The motivating end-to-end demonstration (fed-sx-triggers-loop.md Phase
4): one trigger arriving in the pipeline drives a multi-step business
flow with a branch, a timer suspension, an injected effect, and a
follow-up activity emit — all in the kernel's own runtime.
- flow.erl: flow:wait/1 — a timer-style suspend that PRESERVES the value
on resume (vs flow:suspend/1, which returns the logged result), so a
"wait until morning" step lets the env flow through to later steps.
- next/flow/flows/blog_publish_digest.erl: the flow.
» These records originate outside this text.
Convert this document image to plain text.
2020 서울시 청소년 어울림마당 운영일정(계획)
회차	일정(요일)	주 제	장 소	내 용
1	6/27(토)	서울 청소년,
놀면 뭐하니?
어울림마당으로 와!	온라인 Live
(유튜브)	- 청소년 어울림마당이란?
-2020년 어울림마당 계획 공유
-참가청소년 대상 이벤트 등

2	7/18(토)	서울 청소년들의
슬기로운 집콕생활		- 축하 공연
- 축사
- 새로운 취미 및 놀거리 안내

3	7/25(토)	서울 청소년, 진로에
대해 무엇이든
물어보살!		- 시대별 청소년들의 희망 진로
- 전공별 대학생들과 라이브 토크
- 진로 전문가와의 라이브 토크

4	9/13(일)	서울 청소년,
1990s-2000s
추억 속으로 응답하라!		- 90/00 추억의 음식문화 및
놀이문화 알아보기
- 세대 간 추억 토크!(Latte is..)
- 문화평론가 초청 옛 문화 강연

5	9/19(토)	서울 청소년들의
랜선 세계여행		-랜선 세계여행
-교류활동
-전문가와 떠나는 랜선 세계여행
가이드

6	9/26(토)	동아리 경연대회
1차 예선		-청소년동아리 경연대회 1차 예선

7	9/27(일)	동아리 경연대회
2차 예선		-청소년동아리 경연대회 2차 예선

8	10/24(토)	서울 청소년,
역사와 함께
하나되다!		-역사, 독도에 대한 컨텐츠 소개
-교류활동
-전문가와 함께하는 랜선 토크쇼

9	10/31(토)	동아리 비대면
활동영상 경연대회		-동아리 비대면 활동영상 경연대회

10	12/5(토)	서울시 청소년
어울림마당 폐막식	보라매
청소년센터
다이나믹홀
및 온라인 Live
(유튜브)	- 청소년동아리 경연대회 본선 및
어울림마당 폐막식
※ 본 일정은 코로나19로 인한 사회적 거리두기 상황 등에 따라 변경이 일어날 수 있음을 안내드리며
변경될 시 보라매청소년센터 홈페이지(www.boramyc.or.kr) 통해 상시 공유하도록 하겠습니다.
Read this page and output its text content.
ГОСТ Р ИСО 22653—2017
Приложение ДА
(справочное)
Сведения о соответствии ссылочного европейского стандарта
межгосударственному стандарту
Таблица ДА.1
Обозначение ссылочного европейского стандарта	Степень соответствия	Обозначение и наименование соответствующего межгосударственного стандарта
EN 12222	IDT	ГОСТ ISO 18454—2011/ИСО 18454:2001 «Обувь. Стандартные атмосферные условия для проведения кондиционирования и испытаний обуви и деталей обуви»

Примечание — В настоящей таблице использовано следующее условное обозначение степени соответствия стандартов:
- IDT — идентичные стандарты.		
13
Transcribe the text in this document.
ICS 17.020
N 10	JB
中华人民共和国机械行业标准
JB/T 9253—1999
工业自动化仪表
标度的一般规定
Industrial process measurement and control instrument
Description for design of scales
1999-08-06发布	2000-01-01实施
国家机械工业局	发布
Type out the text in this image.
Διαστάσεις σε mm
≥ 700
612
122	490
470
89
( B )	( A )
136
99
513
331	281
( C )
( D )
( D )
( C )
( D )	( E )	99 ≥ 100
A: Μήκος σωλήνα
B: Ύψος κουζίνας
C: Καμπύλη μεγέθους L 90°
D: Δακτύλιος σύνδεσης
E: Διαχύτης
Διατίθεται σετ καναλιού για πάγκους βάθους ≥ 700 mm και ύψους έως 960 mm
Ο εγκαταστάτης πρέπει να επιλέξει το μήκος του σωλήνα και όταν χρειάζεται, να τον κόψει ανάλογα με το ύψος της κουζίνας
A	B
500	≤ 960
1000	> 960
Branches on the
article :category (newsletter -> wait-until-morning -> send + emit;
urgent -> send + emit now; else -> skip), fetches followers (injected),
builds a digest email per follower, and emits a DigestSent activity
OBJECT. Effect-as-data: a flow can't call kernel gen_servers from
inside the drive (a blocking call there deadlocks the scheduler), so
it returns the emails + DigestSent object for a driver to dispatch and
append — which can then trigger downstream flows, closing the loop.
Test: triggers_e2e.sh (10) — urgent completes in one cycle with 3 emails
+ a DigestSent object; newsletter suspends on the morning timer, then
resumes to the same on "advancing the clock"; draft takes the else
branch (no emails); a non-Article note is rejected by the guard; a
duplicate activity fires once. flow:wait covered in next/flow (36/36).
plans/fed-sx-design.md §13.10 documents the trigger fan-out as a
kernel convention. lib/erlang 771/771.